Il faut plus d'argent afin que les provinces puissent s'attaquer à ce problème de front, il faut des services de consultation, il faut de la formation personnalisée et il faut des cours sur l'acquisition des compétences de base afin que les Canadiens puissent aider leur prochain, mais aussi s'aider eux-mêmes. L'argent n'est pas une panacée. Aujourd'hui, les Canadiens, surtout les plus vulnérables, ont besoin de plus d'argent dans leurs poches, mais de notre côté, nous devons aussi faire preuve d'empathie et nous engager honnêtement à ne laisser personne sur la touche.
Je pense aux milliers de Canadiens qui sont encore séparés de leurs proches, qu'il s'agisse d'un partenaire de vie, d'un nouvel amour habitant à l'étranger ou d'un enfant d'âge adulte. Ils ont besoin que nous les écoutions et que nous agissions. Il est temps de réunir les familles.
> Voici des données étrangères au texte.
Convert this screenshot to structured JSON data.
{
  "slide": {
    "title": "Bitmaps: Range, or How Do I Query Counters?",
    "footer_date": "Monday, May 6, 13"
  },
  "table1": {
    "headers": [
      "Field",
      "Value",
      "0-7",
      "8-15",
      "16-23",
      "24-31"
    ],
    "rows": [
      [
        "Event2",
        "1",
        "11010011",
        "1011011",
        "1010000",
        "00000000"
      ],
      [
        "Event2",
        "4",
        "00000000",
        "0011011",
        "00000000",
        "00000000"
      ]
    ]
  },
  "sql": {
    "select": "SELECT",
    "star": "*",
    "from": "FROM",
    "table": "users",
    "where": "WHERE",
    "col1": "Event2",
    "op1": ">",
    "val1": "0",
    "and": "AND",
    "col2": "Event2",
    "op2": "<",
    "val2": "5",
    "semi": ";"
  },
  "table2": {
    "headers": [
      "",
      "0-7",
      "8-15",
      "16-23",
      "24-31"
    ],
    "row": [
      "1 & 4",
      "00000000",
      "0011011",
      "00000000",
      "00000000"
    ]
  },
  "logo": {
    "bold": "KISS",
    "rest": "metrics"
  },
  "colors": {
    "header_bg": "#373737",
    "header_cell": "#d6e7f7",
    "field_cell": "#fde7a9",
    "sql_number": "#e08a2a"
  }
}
Ces Canadiens ont été oubliés, et je crains pour leur santé mentale et émotive, car à chaque jour qui passe, ils ont le cœur un peu plus brisé, et le silence des autorités les plonge davantage dans le désespoir.
C'est bien beau de discuter des changements à apporter au Code du travail et aux prestations pour anciens combattants, mais il ne faut pas oublier non plus l'aspect humain des programmes de secours. Nous venons en aide à ceux qui ont le privilège de travailler et le luxe d'avoir un toit, mais il y a encore des gens qui n'ont rien.
Cette loi ne résout pas tous les problèmes auxquels font face tous les Canadiens.
C'est un bon début, mais j'attends le jour où nous serons saisis d'un projet de loi qui cherchera à alléger les répercussions de la pandémie sur la résilience et le bien-être des Canadiens, un projet de loi qui tentera de combler les énormes fossés qui divisent le pays, comme les inégalités sociales, la pauvreté endémique et le racisme. COVID ou pas, nous pouvons faire les changements qui s'imposent, mais nous devons agir tous ensemble. Finis les petits jeux et les platitudes, l'heure est à la transparence et à la collaboration. Pour ce faire, le gouvernement doit cependant faire montre de leadership, et j'attends encore le jour où cela se produira.